The fourth red book, which is wrapped in a plain white jacket with red lettering, is something of a mystery. As far as I can tell, it's called, Yr Eglwys Yng Nghymru O'r Goncwest Hyd At Y Diwygiad Protestannaidd. That can only be Welsh, right? I have no idea what it's about, but it was written in 1968 and costs $20.
The most beautiful, and at the same time the scariest, book I find is stored in a gray box. The book itself is black, with red and silver embossed flames on the front and back covers. Malleus Maleficarum, or, The Hammer of Witchcraft, looks like one of the books Mia Farrow read in Rosemary's Baby, with woodcuts of winged beasts and frightened townspeople, and chapters with titles like "Here follows the way whereby witches copulate with those devils known as Incubi," and "Of the way whereby a formal pact with evil is made."

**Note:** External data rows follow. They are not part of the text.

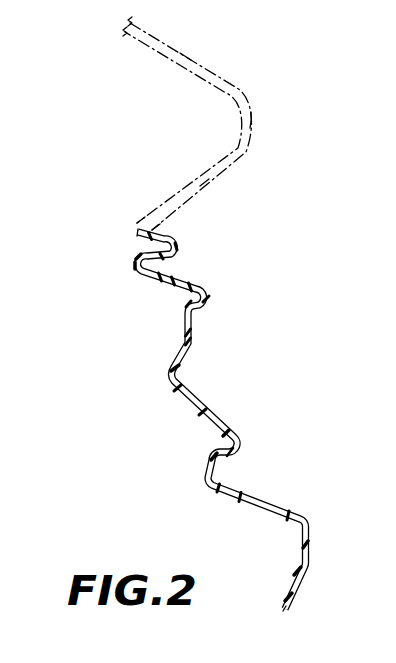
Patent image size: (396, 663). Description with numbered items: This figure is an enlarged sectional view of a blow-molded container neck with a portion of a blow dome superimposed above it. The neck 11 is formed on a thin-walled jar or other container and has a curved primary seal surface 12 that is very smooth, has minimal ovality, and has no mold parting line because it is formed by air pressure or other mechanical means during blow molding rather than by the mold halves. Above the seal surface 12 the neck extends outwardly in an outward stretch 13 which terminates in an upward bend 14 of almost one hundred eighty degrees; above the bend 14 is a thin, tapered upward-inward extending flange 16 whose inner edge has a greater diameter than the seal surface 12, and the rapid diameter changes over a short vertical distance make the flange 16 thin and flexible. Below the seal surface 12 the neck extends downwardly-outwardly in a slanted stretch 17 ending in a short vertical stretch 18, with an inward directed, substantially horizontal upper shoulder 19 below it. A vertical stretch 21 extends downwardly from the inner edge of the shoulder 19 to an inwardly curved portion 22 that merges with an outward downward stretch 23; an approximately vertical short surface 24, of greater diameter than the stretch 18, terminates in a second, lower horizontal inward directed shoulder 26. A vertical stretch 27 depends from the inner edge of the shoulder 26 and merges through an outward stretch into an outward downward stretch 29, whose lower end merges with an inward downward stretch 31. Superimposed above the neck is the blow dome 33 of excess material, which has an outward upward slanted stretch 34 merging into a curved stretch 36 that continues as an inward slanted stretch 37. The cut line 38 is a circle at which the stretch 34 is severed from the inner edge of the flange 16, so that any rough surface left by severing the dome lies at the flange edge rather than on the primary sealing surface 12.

The neck 11 is at (140, 343).
The primary seal surface 12 is at (132, 262).
The outward stretch 13 is at (170, 259).
The upward bend 14 is at (181, 247).
The flange 16 is at (166, 236).
The slanted stretch 17 is at (165, 283).
The short vertical stretch 18 is at (212, 296).
The upper shoulder 19 is at (200, 307).
The vertical stretch 21 is at (194, 321).
The inwardly curved portion 22 is at (182, 367).
The outward downward stretch 23 is at (214, 412).
The vertical short surface 24 is at (239, 441).
The lower shoulder 26 is at (231, 456).
The vertical stretch 27 is at (204, 468).
The outward downward stretch 29 is at (309, 530).
The inward downward stretch 31 is at (300, 588).
The blow dome 33 is at (185, 113).
The outward upward slanted stretch 34 is at (192, 186).
The curved stretch 36 is at (251, 125).
The inward slanted stretch 37 is at (206, 61).
The cut line 38 is at (137, 227).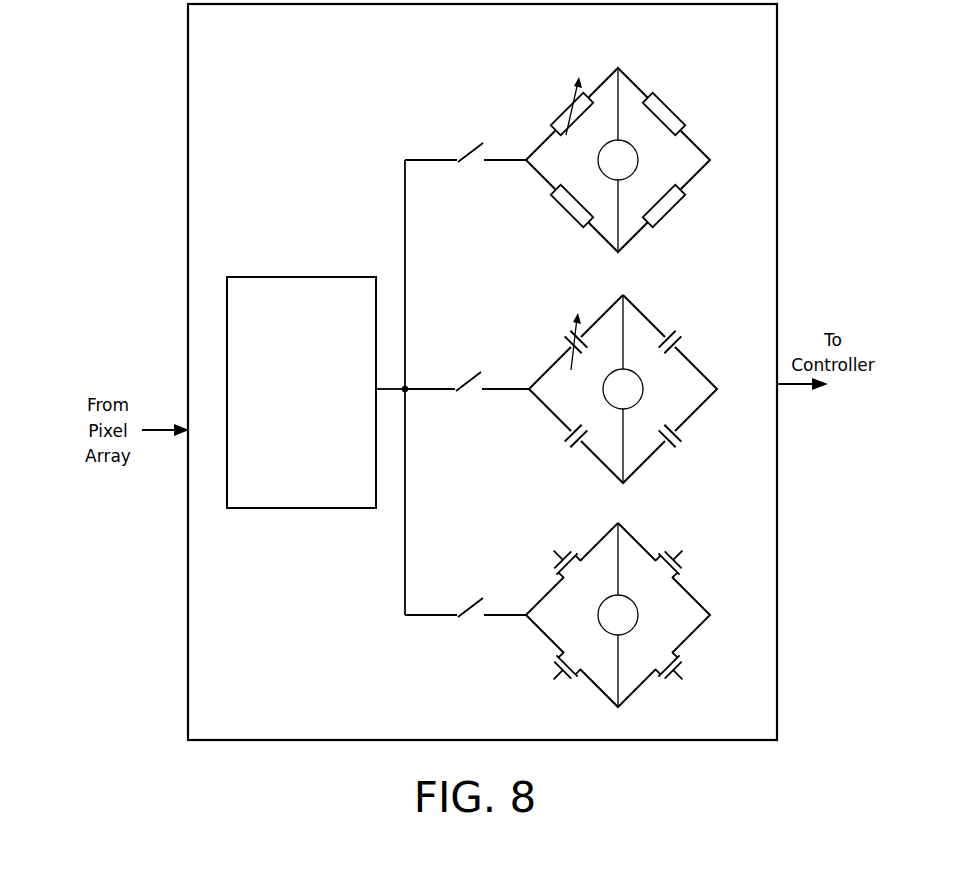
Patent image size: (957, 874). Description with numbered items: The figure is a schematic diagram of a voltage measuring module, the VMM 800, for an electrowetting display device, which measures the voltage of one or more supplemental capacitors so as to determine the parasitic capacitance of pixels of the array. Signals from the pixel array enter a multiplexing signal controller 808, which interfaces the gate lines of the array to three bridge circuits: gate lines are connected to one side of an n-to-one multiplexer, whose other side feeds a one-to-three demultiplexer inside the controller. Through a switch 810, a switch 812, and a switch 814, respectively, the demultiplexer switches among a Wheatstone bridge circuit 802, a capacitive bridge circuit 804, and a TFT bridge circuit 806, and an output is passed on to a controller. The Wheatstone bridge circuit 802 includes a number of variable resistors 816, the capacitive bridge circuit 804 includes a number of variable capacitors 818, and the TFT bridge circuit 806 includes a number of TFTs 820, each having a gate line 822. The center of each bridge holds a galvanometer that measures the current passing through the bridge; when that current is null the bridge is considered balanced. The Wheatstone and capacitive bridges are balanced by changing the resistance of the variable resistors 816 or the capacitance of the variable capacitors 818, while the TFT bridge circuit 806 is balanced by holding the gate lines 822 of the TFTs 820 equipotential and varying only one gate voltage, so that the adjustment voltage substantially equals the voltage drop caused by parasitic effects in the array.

The VMM 800 is at (188, 501).
The Wheatstone bridge circuit 802 is at (683, 103).
The capacitive bridge circuit 804 is at (697, 355).
The TFT bridge circuit 806 is at (697, 564).
The multiplexing signal controller 808 is at (286, 439).
The switch 810 is at (465, 167).
The switch 812 is at (467, 394).
The switch 814 is at (465, 620).
The variable resistor 816 is at (565, 108).
The variable capacitor 818 is at (566, 330).
The TFT 820 is at (585, 555).
The gate line 822 is at (551, 553).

Loome says he sold a copy of this book "to a young woman very interested in witchcraft, which, by the way, I am not interested in. She was looking for books that would be negative about the Church." My advice is to stay away from that woman and this book. But it could be yours for a mere $25.
I've noted the costs of these tomes to suggest that, despite their rarity, they remain generally quite affordable. Loome reports that such pricing is part of his mission to the Church, and another way in which he's countercultural. Elaborating on this notion, he says that his proudest purchase on a recent book-buying trip to England was a crate of Penguin Classic paperbacks, which he calls "food for the multitude."
I leave the Loome with a Cub Foods bag full of books, ready to learn how to know what to believe, desire, and do. Stillwater may not be Augustine's garden in Milan. But then anyone who can endure the weekend traffic jams on Highway 36 without taking the Lord's name in vain has already covered half the ground on the road to salvation.